For Palestinians, Gaza Conflict Deepens Sense of Futility With Nonviolent Approach Toward Israel
For Palestinians, Gaza Conflict Deepens Sense of Futility With Nonviolent Approach Toward Israel
Hamas’s latest battle against Israel sparked feverish Palestinian pride that spread beyond the Gaza Strip to the Palestinian Authority-led West Bank. But it has also deepened a sense of futility here with the authority’s nonviolent, diplomacy-based approach to winning a Palestinian state.
The Gaza conflict catapulted the Palestinian cause back into international headlines and produced displays of unity across the Palestinian political spectrum. But it is a commonly held view here that the Islamist militants of Hamas — which refuses to recognize Israel — defeated their enemy, and that they did it with weapons, not words.
“They put Israel in its place. They forced Israel to withdraw,” Amanda Izzat, a 23-year-old university student who was shopping in Ramallah on Saturday, said of Hamas.

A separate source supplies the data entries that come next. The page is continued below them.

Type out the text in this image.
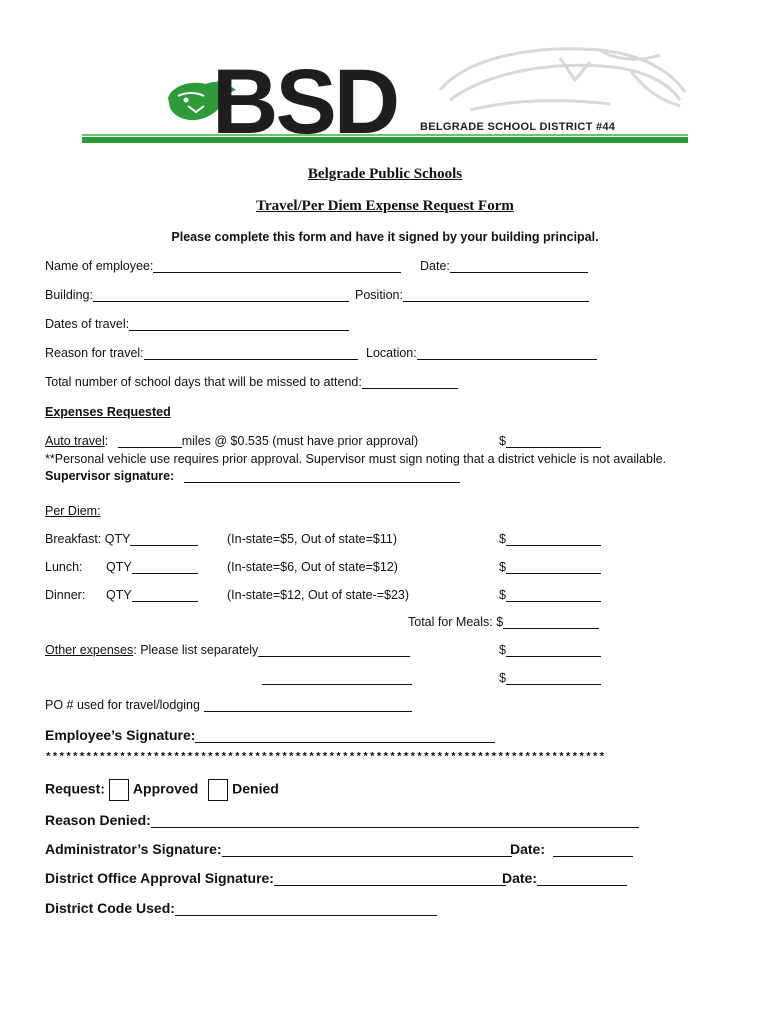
BSD BELGRADE SCHOOL DISTRICT #44
Belgrade Public Schools
Travel/Per Diem Expense Request Form
Please complete this form and have it signed by your building principal.
Name of employee:	Date:
Building:	Position:
Dates of travel:
Reason for travel:	Location:
Total number of school days that will be missed to attend:
Expenses Requested
Auto travel:	miles @ $0.535 (must have prior approval)	$
**Personal vehicle use requires prior approval. Supervisor must sign noting that a district vehicle is not available.
Supervisor signature:
Per Diem:
Breakfast: QTY	(In-state=$5, Out of state=$11)	$
Lunch: QTY	(In-state=$6, Out of state=$12)	$
Dinner: QTY	(In-state=$12, Out of state-=$23)	$
Total for Meals: $
Other expenses: Please list separately	$
$
PO # used for travel/lodging
Employee’s Signature:
***********************************************************************************
Request: Approved Denied
Reason Denied:
Administrator’s Signature:	Date:
District Office Approval Signature:	Date:
District Code Used:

Many Palestinians say that the eight-day hostilities will energize the long-frozen pledges of reconciliation between Hamas and its rival Fatah, which leads the Palestinian Authority. But the conflict also underscored how starkly opposed the two factions’ strategies are. In a region where Arab Spring uprisings pushed political Islam to the forefront, some analysts say that Fatah’s secular nationalism looks more anachronistic by the day and that Hamas’s sudden strength has raised momentum for a more aggressive, even radical, posture in the Israeli-occupied West Bank.
Hanan Ashrawi, a senior Fatah member, dismissed Islamism as a fad. But she said she is increasingly worried that Palestinians will see armed resistance, which Fatah renounced in 1988, as the only mechanism that appears to win concessions from Israel.